John W. Gardner. Positive and negative emotions
What I liked about the topic (positive emotion)
John W. Gardner’s ‘On Leadership’ is one of the most valuable books on leaders and leadership. It is a must for anyone who aspires for a career in management. The book discusses leadership qualities and analyses what it means to be an effective leader. The book projects several leadership ideas to me, which provided a positive outlook for me, most of which I wasn’t aware of before. Distinguishing between leadership and management, Gardner notes that they often overlap. While managers at times exhibit leadership skills, leaders sometimes may require executing managerial functions.
An important aspect of leadership is delegating of tasks. While a leader can delegate tasks and functions to other members, the role of leadership itself cannot be delegated. Another function which Gardner says cannot be delegated is the envisioning of goals. The leader has a sense of the direction, along which the enterprise should go, which is described as the core and essence of leadership.
Another interesting and valuable information which aroused positive inspiration in me is the concept of followers. While leaders have subordinates, it is their responsibility to transform them into followers. While followers like to have their say and exercise their own initiatives, there are times when they expect prompt and clear decisions from the leader. Therefore the effective leader cannot stick to one particular style as they may require providing support at times, while also make authoritative decisions at other times.
What I did not like about the topic (negative emotion)
But certain aspects of leadership in the book also raised negative feelings in me. Gardner says that the earliest days of an organization is bound to be with much hectic activity and commotion, while it would be quite orderly once it begins to mature. I personally think commotion and orderliness has nothing to do with the inception or maturity of an organization. It is all reflective of the planning and management of its activities, which once again is reflective of its leadership. A new venture can progress in a very orderly manner while it could be chaotic at times for an established organization too.
Also it is highlighted that an aging organization would trend to have reduced communication. I don’t agree with this; in fact its communication should have improved with time, if it had progressed on the right path. Only when an organization is falling apart with time, shall its communication be impaired.
With regard to reorganization, Gardner says leaders would have to resort to reorganization to set things right. Sometimes they would have to cut through established relationships or even undertake radical measures. The need to make major changes as part of reorganizing doesn’t seem good to me. When reorganization requires huge overhauling, it only means that the new measures are implemented too late. Had it been implemented on time, it would have required minimum efforts.
What did I learn (Summarize)
Leadership is associated with several attributes and values like sharing, trust, power, courage confidence and assertiveness. Good leaders can make a big difference to the performance of the organizations they lead. They ensure that the parameters of organizational effectiveness like quality, employee satisfaction, productivity, profit etc., are excellent.

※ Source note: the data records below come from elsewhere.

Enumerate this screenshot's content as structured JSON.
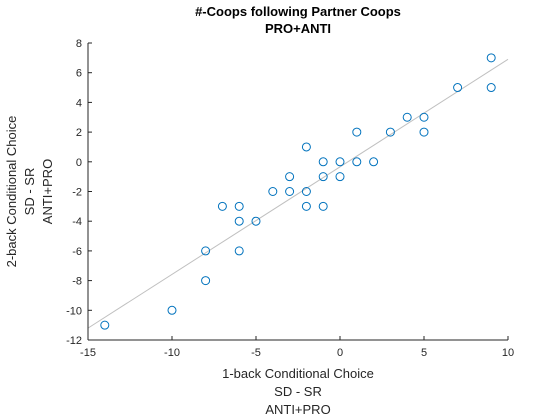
{
  "chart_data": {
    "type": "scatter",
    "title": [
      "#-Coops following Partner Coops",
      "PRO+ANTI"
    ],
    "xlabel": [
      "1-back Conditional Choice",
      "SD - SR",
      "ANTI+PRO"
    ],
    "ylabel": [
      "2-back Conditional Choice",
      "SD - SR",
      "ANTI+PRO"
    ],
    "xlim": [
      -15,
      10
    ],
    "ylim": [
      -12,
      8
    ],
    "xticks": [
      -15,
      -10,
      -5,
      0,
      5,
      10
    ],
    "yticks": [
      -12,
      -10,
      -8,
      -6,
      -4,
      -2,
      0,
      2,
      4,
      6,
      8
    ],
    "grid": false,
    "marker": "open-circle",
    "marker_color": "#0072BD",
    "fit_line_color": "#c0c0c0",
    "fit_line": [
      [
        -15,
        -11.2
      ],
      [
        10,
        6.9
      ]
    ],
    "points": [
      [
        -14,
        -11
      ],
      [
        -10,
        -10
      ],
      [
        -8,
        -8
      ],
      [
        -8,
        -6
      ],
      [
        -7,
        -3
      ],
      [
        -6,
        -3
      ],
      [
        -6,
        -4
      ],
      [
        -6,
        -6
      ],
      [
        -5,
        -4
      ],
      [
        -4,
        -2
      ],
      [
        -3,
        -1
      ],
      [
        -3,
        -2
      ],
      [
        -2,
        1
      ],
      [
        -2,
        -2
      ],
      [
        -2,
        -3
      ],
      [
        -1,
        0
      ],
      [
        -1,
        -1
      ],
      [
        -1,
        -3
      ],
      [
        0,
        0
      ],
      [
        0,
        -1
      ],
      [
        1,
        2
      ],
      [
        1,
        0
      ],
      [
        2,
        0
      ],
      [
        3,
        2
      ],
      [
        4,
        3
      ],
      [
        5,
        3
      ],
      [
        5,
        2
      ],
      [
        7,
        5
      ],
      [
        9,
        7
      ],
      [
        9,
        5
      ]
    ]
  }
}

It is therefore no doubt that an effective leadership with a vision is essential for the growth of any organization. The ability to set goals and encourage subordinates to work towards it, through devolution of responsibilities and motivation is crucial for effective organizational growth. These leaders are adaptable and flexible and have strong beliefs.
Gardner emphasizes several characteristics and functions as being vital to leadership and organizational effectiveness. One of the leadership attributes quoted as being important in the book is communication between the leader and followers. Communication is very important for effective leaders, and they should ensure that it is a two-way. Both research and experience has shown that this communication is essential for the leader-follower relationship. There must be a free flow of communication from the leader to his followers and also considerable return communication from them, including all dissent if any. This would also enable leaders to pick up emerging signals from among his followers.
On the whole the book is indispensible for anyone associated with leadership. Although certain points might not look too convincing at an individual level, the rest of the book is very interesting and valuable. The book ‘On Leadership’ truly gives an image of an effective leader and the path it take to become one.